Asil TÜRK Milleti'nin Ebedi Başkomutanı(Başbuğ)Mareşal Gazi Mustafa Kemal ATATÜRK,



TÜRK DEVRİMİ'NİN ÖZ'ÜNÜN,izm'ler,ist'ler değil öz be öz TÜRK'E özgü bir DEVRİM olduğunu tamgalıyor !..
TÜRK DEVRİMİ'NİN büyüklüğü Asil TÜRK MİLLETİ'NİN büyüklüğüyle eşittir !..
Asil TÜRK MİLLETİ'NİN yeryüzünde var olduğu süreçle birlikte devam edecektir !..
TÜRK DEVRİMİ asla "kağıt parça"ları ile yok edilemez !Yok ettiğini sanan Yedi Düvel işbirlikçileri ,gün gelir TÜRK DEVRİMİ'NİN ağırlığı altında ezilirler !!Bu Şanlı TÜRK Tarihinin emridir !.
TÜRK DEVRİMİ'Nİ anlamak,yiğitliktir,mertliktir,cesarettir ,ATATÜRK ruhu taşımaktır !..

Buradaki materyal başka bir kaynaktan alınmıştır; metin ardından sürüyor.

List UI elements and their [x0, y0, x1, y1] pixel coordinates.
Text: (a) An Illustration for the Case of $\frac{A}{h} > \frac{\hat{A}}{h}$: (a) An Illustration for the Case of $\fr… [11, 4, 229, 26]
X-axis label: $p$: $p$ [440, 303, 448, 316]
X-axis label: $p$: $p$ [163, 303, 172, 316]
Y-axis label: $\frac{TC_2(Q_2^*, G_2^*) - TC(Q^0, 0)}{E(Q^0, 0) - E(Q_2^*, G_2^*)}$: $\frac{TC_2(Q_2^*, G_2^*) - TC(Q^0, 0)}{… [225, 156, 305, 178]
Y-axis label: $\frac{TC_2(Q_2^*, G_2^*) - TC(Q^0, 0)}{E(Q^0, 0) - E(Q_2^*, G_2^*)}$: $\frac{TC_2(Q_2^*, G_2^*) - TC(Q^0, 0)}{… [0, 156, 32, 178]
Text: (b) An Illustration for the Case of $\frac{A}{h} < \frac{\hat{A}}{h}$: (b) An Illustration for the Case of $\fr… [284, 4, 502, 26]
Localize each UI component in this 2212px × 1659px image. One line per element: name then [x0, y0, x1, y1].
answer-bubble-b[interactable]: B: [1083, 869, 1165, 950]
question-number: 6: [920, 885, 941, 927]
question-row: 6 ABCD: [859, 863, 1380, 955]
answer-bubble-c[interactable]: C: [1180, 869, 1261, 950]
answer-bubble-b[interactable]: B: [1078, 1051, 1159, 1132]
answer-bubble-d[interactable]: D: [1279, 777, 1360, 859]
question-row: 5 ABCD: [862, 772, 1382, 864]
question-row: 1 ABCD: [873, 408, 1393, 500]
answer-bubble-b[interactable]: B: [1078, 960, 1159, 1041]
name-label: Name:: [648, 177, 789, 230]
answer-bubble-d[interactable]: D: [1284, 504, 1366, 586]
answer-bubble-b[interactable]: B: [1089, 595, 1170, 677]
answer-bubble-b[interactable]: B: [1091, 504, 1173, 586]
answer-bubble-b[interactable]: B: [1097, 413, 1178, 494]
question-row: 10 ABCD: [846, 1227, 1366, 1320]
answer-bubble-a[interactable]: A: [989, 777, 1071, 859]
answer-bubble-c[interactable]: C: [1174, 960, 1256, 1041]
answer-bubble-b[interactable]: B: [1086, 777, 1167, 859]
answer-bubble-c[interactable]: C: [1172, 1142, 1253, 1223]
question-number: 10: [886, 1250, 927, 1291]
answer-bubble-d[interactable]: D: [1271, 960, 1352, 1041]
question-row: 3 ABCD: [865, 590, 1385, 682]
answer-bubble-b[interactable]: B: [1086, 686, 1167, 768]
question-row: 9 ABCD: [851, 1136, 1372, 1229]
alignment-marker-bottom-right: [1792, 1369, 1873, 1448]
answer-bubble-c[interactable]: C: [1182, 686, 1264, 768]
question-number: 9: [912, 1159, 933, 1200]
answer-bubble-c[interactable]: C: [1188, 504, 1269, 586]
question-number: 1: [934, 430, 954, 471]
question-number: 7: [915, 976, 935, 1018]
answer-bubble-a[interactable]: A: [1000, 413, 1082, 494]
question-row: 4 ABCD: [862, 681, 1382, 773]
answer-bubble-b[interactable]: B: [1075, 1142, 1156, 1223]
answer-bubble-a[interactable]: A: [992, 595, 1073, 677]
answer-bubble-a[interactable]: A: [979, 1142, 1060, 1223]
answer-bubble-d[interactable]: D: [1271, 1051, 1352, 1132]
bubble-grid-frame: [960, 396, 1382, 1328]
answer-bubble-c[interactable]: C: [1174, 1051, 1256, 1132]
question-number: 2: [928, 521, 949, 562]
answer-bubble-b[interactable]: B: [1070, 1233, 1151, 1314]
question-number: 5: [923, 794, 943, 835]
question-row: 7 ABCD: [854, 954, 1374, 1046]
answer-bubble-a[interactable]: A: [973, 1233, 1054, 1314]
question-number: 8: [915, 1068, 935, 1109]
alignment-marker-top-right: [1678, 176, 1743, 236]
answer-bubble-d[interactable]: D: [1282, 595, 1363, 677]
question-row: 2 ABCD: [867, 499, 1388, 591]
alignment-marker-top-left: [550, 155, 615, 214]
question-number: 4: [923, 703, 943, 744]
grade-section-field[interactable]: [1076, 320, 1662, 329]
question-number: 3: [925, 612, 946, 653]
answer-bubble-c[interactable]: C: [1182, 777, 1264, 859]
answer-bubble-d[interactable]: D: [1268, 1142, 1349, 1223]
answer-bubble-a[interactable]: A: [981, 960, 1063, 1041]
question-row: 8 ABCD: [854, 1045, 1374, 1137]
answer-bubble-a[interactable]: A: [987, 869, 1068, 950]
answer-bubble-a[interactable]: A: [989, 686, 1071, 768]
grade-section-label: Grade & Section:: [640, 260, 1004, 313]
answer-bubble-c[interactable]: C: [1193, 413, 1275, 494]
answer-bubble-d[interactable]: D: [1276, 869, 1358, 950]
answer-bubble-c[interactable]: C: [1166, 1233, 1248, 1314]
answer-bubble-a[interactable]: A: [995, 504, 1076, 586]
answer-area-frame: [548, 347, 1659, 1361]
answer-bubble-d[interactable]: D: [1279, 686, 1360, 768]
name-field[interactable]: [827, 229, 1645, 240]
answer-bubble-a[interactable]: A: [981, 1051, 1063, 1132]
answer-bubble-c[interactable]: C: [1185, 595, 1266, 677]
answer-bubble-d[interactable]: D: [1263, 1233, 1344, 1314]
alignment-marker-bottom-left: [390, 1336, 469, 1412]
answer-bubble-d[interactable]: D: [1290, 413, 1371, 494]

Bir takım kağıt parçalarıyla kaldırdık diyen sefillerin "gripsiko harp" yaygaralarına zihinlerini tutsak ederek yılgınlıklarıyla ağlaşanlarda TÜRK DEVRİMİ'NİN ÖZ'ünü,ATATÜRK'ün ölümsüzlüğünü algılayamamış olanlardır.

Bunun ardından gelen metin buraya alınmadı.